Well, the $resource service gives you access to the response headers on the
$save call. Personally, I use $http instead of $resource, but you end up
with the same sort of thing in the long run (your headers will be in the
second parameter of the success callback). Within the header, just regex it
and set your $id.

It's altogether possible you can configure your backend to do this
automagically anyway. If I remember correctly, if your POST route returns
the created object (including the appropriate ID field), that data gets
shoved into the instance you're working with anyway. It is, incidentally,
that kind of behavior that encouraged me to just work with $http: i didn't
really need fancy-pants stuff like that, and I wasn't fond of the "magic"
that was happening behind the scenes. Of course, now that I have a better
handle on said magic, I might use ngResource in the future.

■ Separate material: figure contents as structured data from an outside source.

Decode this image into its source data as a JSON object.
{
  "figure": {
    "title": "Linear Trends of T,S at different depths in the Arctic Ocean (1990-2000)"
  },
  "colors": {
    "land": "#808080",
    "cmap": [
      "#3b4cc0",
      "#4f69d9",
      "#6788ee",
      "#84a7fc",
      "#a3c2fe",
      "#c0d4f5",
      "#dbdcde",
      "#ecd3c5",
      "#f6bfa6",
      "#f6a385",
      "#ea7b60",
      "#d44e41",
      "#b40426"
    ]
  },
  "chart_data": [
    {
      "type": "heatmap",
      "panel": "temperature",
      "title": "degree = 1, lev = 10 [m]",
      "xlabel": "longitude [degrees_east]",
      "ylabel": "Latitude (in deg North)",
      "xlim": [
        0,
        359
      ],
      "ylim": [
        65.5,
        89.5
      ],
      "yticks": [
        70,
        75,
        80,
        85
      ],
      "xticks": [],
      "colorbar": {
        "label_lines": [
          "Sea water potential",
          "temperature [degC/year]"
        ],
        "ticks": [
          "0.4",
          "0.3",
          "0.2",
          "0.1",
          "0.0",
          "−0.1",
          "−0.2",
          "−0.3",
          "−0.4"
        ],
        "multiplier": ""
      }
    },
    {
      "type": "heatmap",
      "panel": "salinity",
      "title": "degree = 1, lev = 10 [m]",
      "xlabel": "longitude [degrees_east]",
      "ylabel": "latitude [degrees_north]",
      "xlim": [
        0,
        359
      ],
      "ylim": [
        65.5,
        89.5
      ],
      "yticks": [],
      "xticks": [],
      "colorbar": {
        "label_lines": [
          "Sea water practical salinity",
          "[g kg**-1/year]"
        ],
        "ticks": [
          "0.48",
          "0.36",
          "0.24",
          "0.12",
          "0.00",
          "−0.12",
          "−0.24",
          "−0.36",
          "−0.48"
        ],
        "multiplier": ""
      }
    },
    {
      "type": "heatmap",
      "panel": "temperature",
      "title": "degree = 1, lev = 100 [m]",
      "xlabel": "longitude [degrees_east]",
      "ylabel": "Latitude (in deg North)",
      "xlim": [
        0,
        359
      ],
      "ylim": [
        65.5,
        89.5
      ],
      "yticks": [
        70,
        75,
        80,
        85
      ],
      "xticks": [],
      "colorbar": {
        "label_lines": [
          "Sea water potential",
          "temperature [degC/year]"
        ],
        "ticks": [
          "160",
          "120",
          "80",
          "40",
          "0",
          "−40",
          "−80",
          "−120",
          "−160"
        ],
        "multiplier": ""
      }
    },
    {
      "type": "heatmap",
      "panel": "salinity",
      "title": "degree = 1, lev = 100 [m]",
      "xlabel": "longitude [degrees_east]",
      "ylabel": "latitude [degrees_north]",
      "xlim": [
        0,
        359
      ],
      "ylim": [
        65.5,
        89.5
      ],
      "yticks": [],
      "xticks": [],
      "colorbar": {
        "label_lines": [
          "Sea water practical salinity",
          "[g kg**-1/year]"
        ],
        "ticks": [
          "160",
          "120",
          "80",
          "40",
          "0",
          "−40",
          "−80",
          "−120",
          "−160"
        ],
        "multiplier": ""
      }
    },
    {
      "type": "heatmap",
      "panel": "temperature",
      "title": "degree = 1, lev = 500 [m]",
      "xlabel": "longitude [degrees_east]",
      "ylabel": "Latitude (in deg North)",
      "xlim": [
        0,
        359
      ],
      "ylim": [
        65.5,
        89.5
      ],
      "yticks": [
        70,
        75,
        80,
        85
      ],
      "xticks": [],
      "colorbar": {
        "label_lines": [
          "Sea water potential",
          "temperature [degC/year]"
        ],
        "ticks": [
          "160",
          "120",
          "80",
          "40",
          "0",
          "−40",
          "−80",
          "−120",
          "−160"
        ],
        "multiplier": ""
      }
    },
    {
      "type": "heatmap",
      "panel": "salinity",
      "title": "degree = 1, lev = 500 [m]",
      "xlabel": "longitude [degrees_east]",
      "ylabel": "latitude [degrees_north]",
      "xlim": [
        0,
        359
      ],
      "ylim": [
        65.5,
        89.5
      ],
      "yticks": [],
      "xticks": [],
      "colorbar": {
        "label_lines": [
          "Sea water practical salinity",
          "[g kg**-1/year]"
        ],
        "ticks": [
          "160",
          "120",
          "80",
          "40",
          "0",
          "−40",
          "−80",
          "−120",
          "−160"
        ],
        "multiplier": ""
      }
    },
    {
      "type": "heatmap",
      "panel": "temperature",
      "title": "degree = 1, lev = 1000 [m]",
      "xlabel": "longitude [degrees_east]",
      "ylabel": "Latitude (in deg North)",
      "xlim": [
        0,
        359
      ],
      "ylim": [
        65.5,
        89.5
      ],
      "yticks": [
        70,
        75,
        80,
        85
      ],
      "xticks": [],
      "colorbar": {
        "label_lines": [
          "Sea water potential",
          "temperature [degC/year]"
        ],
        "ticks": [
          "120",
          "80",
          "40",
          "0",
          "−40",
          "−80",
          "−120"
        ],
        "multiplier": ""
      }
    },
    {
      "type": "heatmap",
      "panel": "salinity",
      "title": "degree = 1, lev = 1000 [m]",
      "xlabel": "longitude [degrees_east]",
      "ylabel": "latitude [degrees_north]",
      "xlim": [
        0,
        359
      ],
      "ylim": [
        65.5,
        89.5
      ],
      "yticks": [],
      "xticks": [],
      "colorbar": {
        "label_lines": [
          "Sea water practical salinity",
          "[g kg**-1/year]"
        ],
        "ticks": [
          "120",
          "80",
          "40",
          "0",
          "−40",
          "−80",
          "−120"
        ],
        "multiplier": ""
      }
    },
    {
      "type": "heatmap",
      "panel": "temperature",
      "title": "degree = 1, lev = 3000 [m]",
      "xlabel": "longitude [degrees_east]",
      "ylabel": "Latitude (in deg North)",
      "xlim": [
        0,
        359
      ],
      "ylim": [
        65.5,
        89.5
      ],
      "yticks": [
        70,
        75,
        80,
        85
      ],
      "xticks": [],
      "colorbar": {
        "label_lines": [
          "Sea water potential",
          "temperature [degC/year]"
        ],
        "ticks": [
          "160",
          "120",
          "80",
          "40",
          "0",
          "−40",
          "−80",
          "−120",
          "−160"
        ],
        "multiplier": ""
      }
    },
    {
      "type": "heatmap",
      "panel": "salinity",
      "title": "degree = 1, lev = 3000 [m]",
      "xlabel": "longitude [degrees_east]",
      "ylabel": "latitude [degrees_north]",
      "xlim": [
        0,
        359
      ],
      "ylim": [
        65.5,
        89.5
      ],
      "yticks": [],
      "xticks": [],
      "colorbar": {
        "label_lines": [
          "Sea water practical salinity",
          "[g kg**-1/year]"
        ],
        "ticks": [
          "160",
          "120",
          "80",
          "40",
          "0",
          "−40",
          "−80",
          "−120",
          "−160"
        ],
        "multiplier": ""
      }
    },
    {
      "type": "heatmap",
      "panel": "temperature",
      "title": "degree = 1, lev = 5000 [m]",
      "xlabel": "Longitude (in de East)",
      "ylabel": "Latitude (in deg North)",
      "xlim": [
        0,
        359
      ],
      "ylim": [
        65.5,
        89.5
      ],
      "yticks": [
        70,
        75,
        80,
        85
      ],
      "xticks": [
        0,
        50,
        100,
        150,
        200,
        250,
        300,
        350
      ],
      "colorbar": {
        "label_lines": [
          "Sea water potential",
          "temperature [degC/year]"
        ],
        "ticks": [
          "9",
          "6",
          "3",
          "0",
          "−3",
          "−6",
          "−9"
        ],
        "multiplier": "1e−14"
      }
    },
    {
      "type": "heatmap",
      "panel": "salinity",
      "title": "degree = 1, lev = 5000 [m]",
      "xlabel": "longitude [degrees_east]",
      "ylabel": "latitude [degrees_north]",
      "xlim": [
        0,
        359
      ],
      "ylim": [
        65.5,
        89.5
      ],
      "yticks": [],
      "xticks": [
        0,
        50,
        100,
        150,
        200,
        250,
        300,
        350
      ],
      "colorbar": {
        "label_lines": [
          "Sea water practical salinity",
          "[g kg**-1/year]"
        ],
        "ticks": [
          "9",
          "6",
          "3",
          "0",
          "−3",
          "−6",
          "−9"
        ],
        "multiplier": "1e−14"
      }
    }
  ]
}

You may also want to check out restangular and angular-restmod, two other
all-in-wonder type REST resource modules. Restmod in particular looks
pretty promising IMO.

e


On Thu, Aug 14, 2014 at 2:20 PM, Santiago Basulto <
[email protected]> wrote:

> Hello everyone. I'm using ngResource to build a RESTful app. I've been
> reading a lot and couldn't find the answer to my question. Sorry if it's
> too n00b :)
>
> I'll try to keep this generic so it might be useful to other people.
>
> Suppose you've got a Car resource. The uri is `/api/v1/car/:id/`
>
> To create a resource you POST your (json) data to `/car/` and (if
> successful) returns a 201 CREATED response along with some headers. Among
> those headers there's Location, which has something like this:
> `/api/v1/car/32/`. That way you know that the resource you just created got
> the ID 32. How do you get that "32" (the ID) using ngResource? Please note 
> *you
> don't specify the ID when you're posting*. The server will tell you which
> id it assigned to your resource when it's created (and it'll be returned in
> the Location header).
>
> Here's roughly some code related to my question:
> http://jsfiddle.net/1k36q5qz/
>
> Thank you very much for your help.